Error as.numeric: weighted average subset works full data set doesn't

90 Views Asked by At

I am an R neophyte but this one really has me stumped--I really hope more experienced people can help me out. I am estimating a simple weighted average. In my case I have counties numerically coded (FIPS), a soil carbon value, and the area covered by a soil within the county. Soils of different types and areas occur in a county. This means a given county may have X1, X2, X3 soil types over Y1, Y2, Y3 areas. I want to know the overall weighted average soil carbon across a county based on the type of, and area covered, by a given soil. When I developed some code for a smaller subset of the data (200 rows) a correct value was returned when I compared to hand estimates. When I applied the code to the full data set (111,000+ rows), I received the error message:

1: In sum(soc[which(soc[, 1] == FIPS[i]), 8]) : integer overflow - use sum(as.numeric(.))

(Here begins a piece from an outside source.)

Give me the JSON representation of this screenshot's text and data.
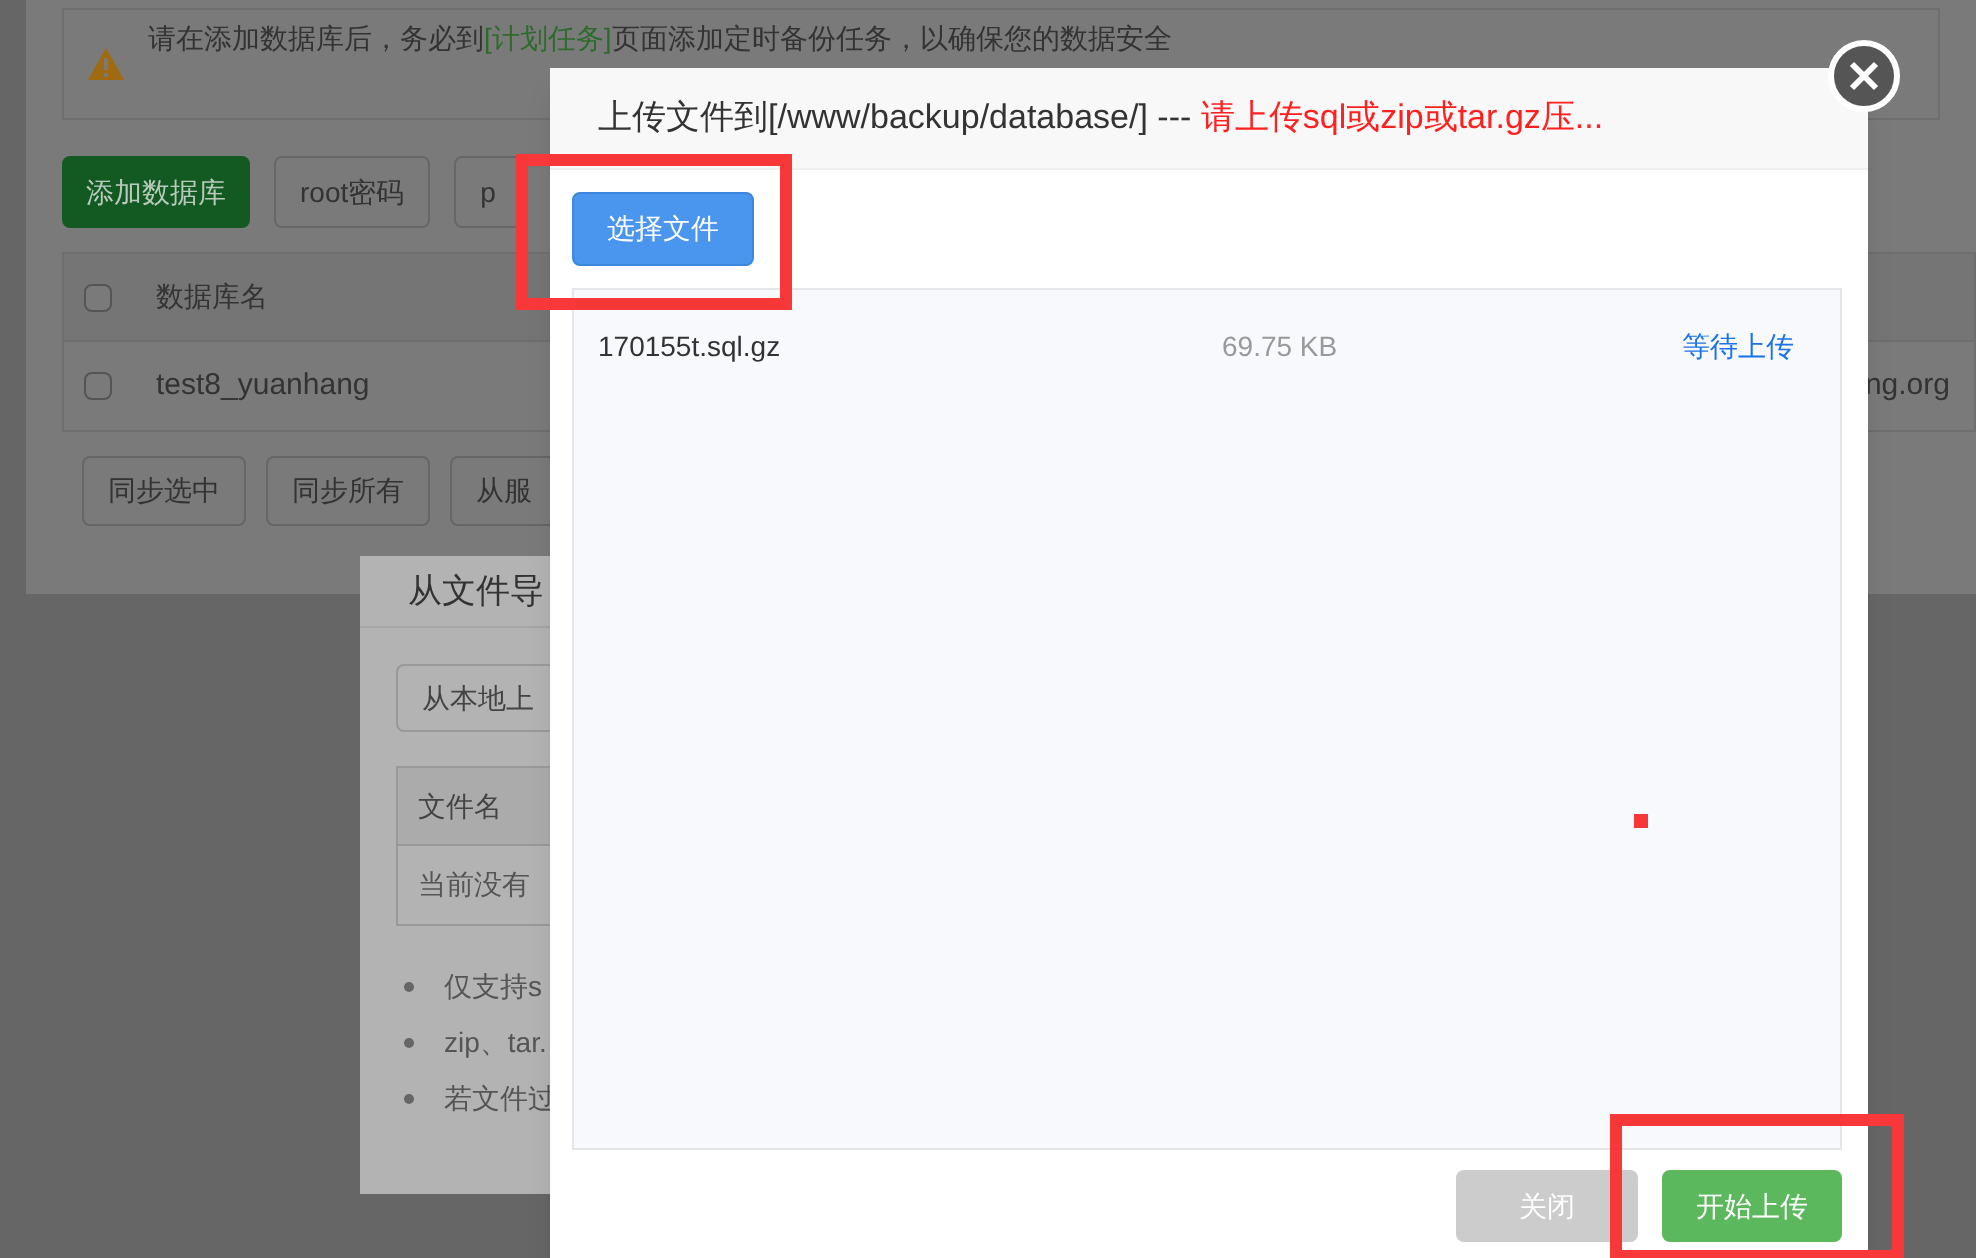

I did not receive this error message in the subset. When I tried the sum(as.numeric(...)) as suggested, I received a different error message. The weighted averages calculated in the subsetted data were different in the full data set--even for the same county.

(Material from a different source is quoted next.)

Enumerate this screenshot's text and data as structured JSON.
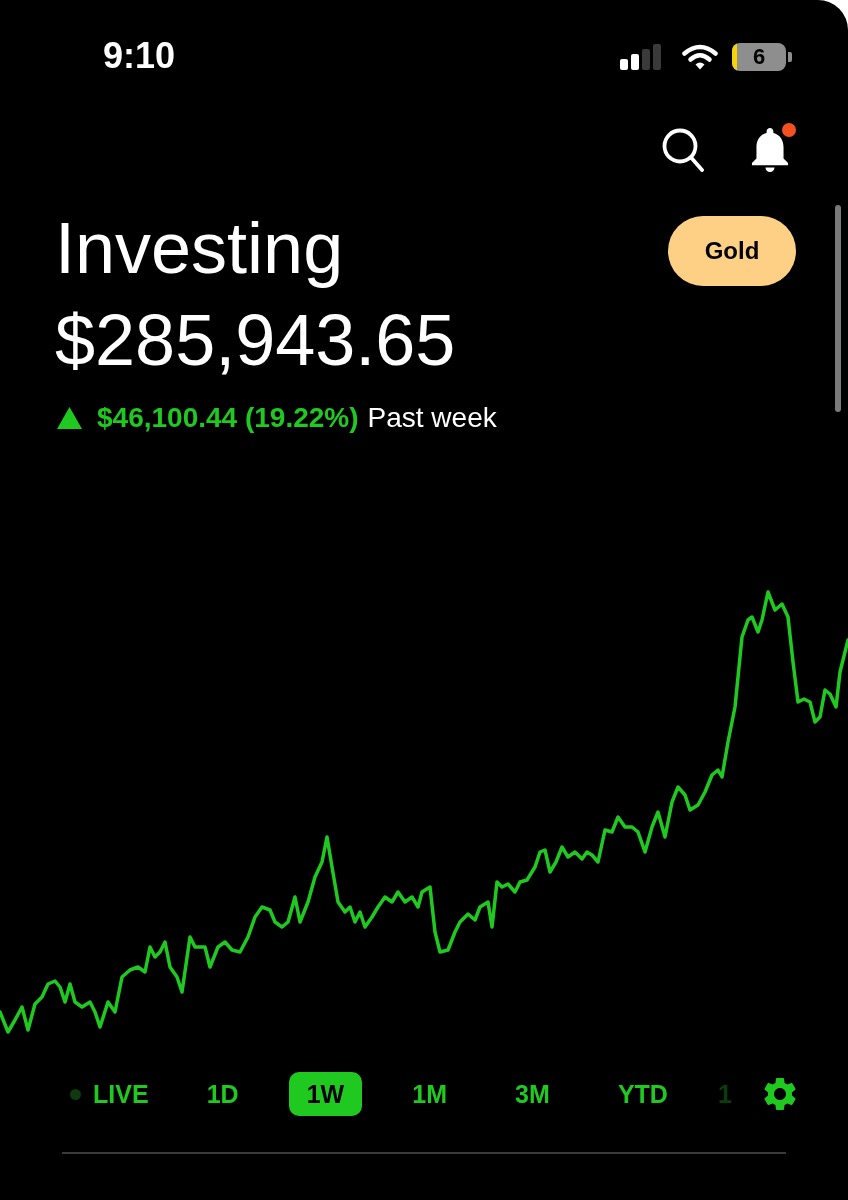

Interestingly, when I saved the subsetted data to a different file name, but left the underlying data unchanged, I received the same error message as I did in the full data set. This makes me think it isn't the code or an as.numeric issue but something to do with the file itself. But I have only been working with R for about a year and know I really don't know.

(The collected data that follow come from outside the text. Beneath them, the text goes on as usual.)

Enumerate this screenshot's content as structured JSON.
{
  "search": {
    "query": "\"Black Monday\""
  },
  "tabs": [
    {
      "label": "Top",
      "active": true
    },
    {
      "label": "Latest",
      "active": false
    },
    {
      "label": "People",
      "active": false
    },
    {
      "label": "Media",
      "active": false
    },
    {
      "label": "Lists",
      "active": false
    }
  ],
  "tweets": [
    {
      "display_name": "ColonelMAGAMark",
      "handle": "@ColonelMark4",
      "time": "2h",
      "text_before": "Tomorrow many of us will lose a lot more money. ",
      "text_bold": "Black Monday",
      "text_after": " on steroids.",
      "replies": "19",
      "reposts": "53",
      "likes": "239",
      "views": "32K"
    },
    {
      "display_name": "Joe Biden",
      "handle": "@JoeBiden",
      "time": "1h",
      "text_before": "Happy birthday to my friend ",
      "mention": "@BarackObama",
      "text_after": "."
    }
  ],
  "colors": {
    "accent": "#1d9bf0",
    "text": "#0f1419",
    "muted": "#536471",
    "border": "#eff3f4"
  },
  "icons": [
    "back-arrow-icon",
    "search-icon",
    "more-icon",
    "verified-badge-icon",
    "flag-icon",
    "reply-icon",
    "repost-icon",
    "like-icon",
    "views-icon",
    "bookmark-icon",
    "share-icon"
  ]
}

Thanks in advance! This the first time I've posted, so I am not sure how to attach data, I'd be happy to send if needed.

My code:

Subsetted data:

socT<-read.table("R_SOC8.txt", header=TRUE) 
FIPS<-unique(socT[,1])
WA<-c()


for(i in 1:length(FIPS)){
    WA[i]<-crossprod((socT[which(socT[,1]==FIPS[i]),3]),
    (socT[which(socT[,1]==FIPS[i]),8]))/
    (sum(socT[which(socT[,1]==FIPS[i]),8]))
}


test8<-cbind(FIPS, WA)

print(test8)

Full data code:

soc<-read.table("R_SOC20.txt", header=TRUE)
FIPS<-unique(soc[,1]) 
WA<-c()


for(i in 1:length(FIPS)){
    WA[i]<-crossprod((soc[which(soc[,1]==FIPS[i]),3]),
    (soc[which(soc[,1]==FIPS[i]),8]))/
    (sum(soc[which(soc[,1]==FIPS[i]),8]))
 }


fipsoc20<-cbind(FIPS, WA)

print(fipsoc20)

Sample output:

Subset:

     FIPS        WA
[1,] 10001  825.0657
[2,] 10003 1327.9600
[3,] 10005  767.9470
[4,] 10007  731.9469

Full data:

           FIPS       WA
   [1,]  10001 825.0657
   [2,]  10003       NA
   [3,]  10005       NA
   [4,]  10007 731.9469
1

There are 1 best solutions below

2
On

It looks like you're using integer types and should be using double. You can see this easily from the integer help page:

?integer Note that current implementations of R use 32-bit integers for integer vectors, so the range of representable integers is restricted to about +/-2*10^9: doubles can hold much larger integers exactly.

I can't guarantee this since you didn't post the structure of your data. try typeof() to confirm.